За переборкой в коридоре кто-то из вахтенных Клема гремел ведром, и ведро било о комингс через раз, и по этому звуку было слышно, что человек тащит его правой и уже устал.
Я сел ровнее.
— Мне сегодня к штурманскому столу. И ночью наружу, на контур.
— Я слышал приказ капитана. Весь лагерь слышал приказ капитана.
— Тогда пиши допуск.
Он взял папиросу, покатал её в пальцах, положил обратно.
— Ты выйдешь, — сказал он. — Под надзор. За борт я тебя выпускаю, так заведено. На контур пойдёшь на фале, и на другом конце фала буду я. И если ты откроешь Ключ и у тебя пойдёт из-под ногтей — я тебя сдёрну, не спрашивая, что ты там дослушал.
— Договорились.
— Дан. — Он всё-таки посмотрел на меня. — Двадцать восемь суток нам считает Тарас по скрубберам. Тебе никто ничего не считает. Ты первый, у кого эта штука встала. Ни в одном деле Синодика этого нет.
Я поднялся, придержал косынку, чтобы мёртвая кисть не мотнулась о стойку, и пошёл к двери.
— Значит, дело перепишут, — сказал я.
Он ничего не ответил. Он вообще редко отвечал на такое. Он просто взял папиросу в третий раз и в третий раз положил её на тетрадь.
Связной пост Рина держала в порядке, который понимала одна она: катушки на гвоздиках по левому борту, ферритовый стержень в тряпице, штекеры разложены по длине, и посреди всего этого на штурманском столе, придавленная гайкой, лежала засохшая корка сухаря.
— Это моё, — сказала она сразу, не поворачиваясь. — Это НЗ. Не смотри на неё так.
— Я на неё никак не смотрю.
— Ты смотришь на неё как Тарас.
Кальки лежали внахлёст, четыре штуки, с загнутыми от сырости углами.
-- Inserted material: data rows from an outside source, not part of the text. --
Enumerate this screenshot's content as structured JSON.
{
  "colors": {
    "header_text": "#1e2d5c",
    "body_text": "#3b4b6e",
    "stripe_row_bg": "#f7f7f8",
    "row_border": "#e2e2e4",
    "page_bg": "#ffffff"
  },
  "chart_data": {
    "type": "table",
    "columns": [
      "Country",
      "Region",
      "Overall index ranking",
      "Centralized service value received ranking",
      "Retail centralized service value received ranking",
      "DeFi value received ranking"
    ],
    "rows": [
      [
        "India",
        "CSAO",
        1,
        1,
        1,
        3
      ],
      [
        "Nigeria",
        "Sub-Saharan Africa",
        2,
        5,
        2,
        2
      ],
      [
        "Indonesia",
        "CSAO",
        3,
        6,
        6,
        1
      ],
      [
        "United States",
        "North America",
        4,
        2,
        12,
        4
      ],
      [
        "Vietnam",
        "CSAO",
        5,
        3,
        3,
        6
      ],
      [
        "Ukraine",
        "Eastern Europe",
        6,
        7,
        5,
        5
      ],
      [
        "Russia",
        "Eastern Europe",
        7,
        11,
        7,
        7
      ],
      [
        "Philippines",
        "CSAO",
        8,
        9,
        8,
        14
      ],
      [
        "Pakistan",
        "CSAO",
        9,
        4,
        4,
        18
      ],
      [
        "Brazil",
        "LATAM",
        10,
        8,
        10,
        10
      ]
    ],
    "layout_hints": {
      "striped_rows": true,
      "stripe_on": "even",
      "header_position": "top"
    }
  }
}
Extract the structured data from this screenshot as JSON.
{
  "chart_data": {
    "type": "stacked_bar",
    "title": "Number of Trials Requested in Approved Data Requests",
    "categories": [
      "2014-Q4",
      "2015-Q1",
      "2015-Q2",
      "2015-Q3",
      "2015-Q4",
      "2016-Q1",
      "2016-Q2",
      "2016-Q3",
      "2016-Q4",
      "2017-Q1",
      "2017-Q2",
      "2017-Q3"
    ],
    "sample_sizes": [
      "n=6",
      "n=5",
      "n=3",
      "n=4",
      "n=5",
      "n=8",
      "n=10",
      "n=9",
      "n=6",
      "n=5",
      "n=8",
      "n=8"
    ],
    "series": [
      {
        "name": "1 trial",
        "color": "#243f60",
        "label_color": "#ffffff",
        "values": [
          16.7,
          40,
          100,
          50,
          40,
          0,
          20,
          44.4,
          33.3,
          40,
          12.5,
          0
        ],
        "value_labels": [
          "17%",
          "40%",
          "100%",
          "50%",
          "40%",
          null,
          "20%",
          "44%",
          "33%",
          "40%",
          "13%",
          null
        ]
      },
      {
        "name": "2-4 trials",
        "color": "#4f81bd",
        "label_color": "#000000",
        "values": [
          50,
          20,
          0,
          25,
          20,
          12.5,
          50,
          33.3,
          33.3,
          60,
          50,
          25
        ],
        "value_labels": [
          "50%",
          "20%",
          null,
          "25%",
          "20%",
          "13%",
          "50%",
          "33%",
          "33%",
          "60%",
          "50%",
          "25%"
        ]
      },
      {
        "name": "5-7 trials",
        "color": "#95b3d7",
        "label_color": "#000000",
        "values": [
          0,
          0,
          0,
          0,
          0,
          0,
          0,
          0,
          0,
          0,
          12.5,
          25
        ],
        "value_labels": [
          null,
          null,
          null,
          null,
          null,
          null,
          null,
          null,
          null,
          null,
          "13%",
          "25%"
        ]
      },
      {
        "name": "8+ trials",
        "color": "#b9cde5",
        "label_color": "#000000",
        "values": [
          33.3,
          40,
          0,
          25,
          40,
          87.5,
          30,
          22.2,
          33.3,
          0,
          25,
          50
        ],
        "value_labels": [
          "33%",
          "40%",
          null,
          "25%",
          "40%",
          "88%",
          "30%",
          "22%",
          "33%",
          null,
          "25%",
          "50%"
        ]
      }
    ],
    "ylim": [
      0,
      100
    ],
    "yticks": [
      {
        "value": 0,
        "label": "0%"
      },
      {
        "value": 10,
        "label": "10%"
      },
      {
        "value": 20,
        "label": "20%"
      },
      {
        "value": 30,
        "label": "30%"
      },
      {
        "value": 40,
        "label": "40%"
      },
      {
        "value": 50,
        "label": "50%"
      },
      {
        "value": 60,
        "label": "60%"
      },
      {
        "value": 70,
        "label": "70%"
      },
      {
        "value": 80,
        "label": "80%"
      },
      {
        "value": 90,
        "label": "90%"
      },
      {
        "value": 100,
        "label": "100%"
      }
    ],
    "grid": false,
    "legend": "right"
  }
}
Я расправлял их левой, по одной, ведя ладонью от середины к краю. Заломы садились плохо, бумага была старая и держала складку.
Дорн стояла с той стороны стола. Куртка без погон: срезала сама, при всех. Нитки на плечах остались торчать, и она их не выдернула. Она выложила из тубуса три сшивки в картонных обложках и раскрыла верхнюю.